JSWorm is neither a worm nor written in JavaScript. The fourth version of this ransomware targeting Windows, which is notable through its adding of multiple extensions to the names of encrypted files, has been analysed by researchers at Yoroi.
 
Not all ransomware targets Windows machines, though. Bleeping Computer writes about the Lilocked ransomware (called Lilu by its developers) that targets web servers and likely uses exploits to gain access to them. Not a lot is known about this malware, but the fact that search engines are indexing the encrypted sites proves that the malware is spreading in the wild.
 
In a three-part series on the Gootkit banking trojan, Sentinel One researcher Daniel Bunce has looked at its anti-analysis features, its persistence capabilities, and how it retrieves the Node.js-based final payload.
 
Two posts on the SANS Internet Storm Center blog look at recent malicious spam campaigns: Jan Kopriva analysed an email attachment with a large LNK file inside a zip archive that led to Trickbot, while Brad Duncan found password-protected Word documents claiming to be resumes that led to the Remcos RAT.
 
 
In an interesting twist on the naming of malware, the authors of the ransomware dubbedDoppelPaymer’ by Crowdstrike in July of this year are now using that name too, according to BleepingComputer’s Lawrence Abrams.
 
The European Center for Constitutional and Human Rights and three other organisations have filed a criminal complaint against three German companies for selling the FinSpy/FinFisher malware to the Turkish authorities.

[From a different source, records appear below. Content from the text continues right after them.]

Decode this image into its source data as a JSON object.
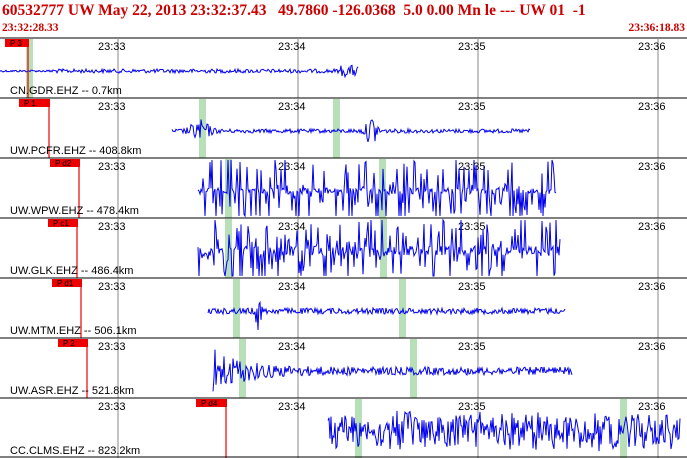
{
  "header": {
    "title": "60532777 UW May 22, 2013 23:32:37.43   49.7860 -126.0368  5.0 0.00 Mn le --- UW 01  -1",
    "start_time": "23:32:28.33",
    "end_time": "23:36:18.83"
  },
  "time_ticks": [
    "23:33",
    "23:34",
    "23:35",
    "23:36"
  ],
  "colors": {
    "header_text": "#cc0000",
    "waveform": "#0000ee",
    "pick_marker": "#ee0000",
    "phase_band": "#b8e0b8",
    "tick_line": "#8a8a8a",
    "separator": "#000000"
  },
  "traces": [
    {
      "label": "CN.GDR.EHZ -- 0.7km",
      "pick": "P 3",
      "style": "spike-early"
    },
    {
      "label": "UW.PCFR.EHZ -- 408.8km",
      "pick": "P 1",
      "style": "bursty"
    },
    {
      "label": "UW.WPW.EHZ -- 478.4km",
      "pick": "P d2",
      "style": "clipped"
    },
    {
      "label": "UW.GLK.EHZ -- 486.4km",
      "pick": "P c1",
      "style": "clipped-heavy"
    },
    {
      "label": "UW.MTM.EHZ -- 506.1km",
      "pick": "P d1",
      "style": "noise-spike"
    },
    {
      "label": "UW.ASR.EHZ -- 521.8km",
      "pick": "P 2",
      "style": "decay"
    },
    {
      "label": "CC.CLMS.EHZ -- 823.2km",
      "pick": "P d4",
      "style": "dense"
    }
  ]
}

At VB2017, ESET researcher Filip Kafka gave a presentation on FinFisher’s activities. Its targeting of users in Turkey was reported by Access Now in 2018. 
 
Finally, Kim Zetter has worked with Dutch journalist Huib Modderkolk to uncover a missing link in the Stuxnet story: that of a mole from Dutch intelligence who played a crucial role in the initial infections of the Natanz nuclear plant. An interesting fact, reported only in Dutch newspaper De Volkskrant, is that members of the AIVD (the Dutch intelligence agency) sometimes receive a copy of Kim’s 'Countdown To Zero Day' as a parting gift. That book, which I reviewed for Virus Bulletin in 2014, remains my favourite book on the topic of cybersecurity.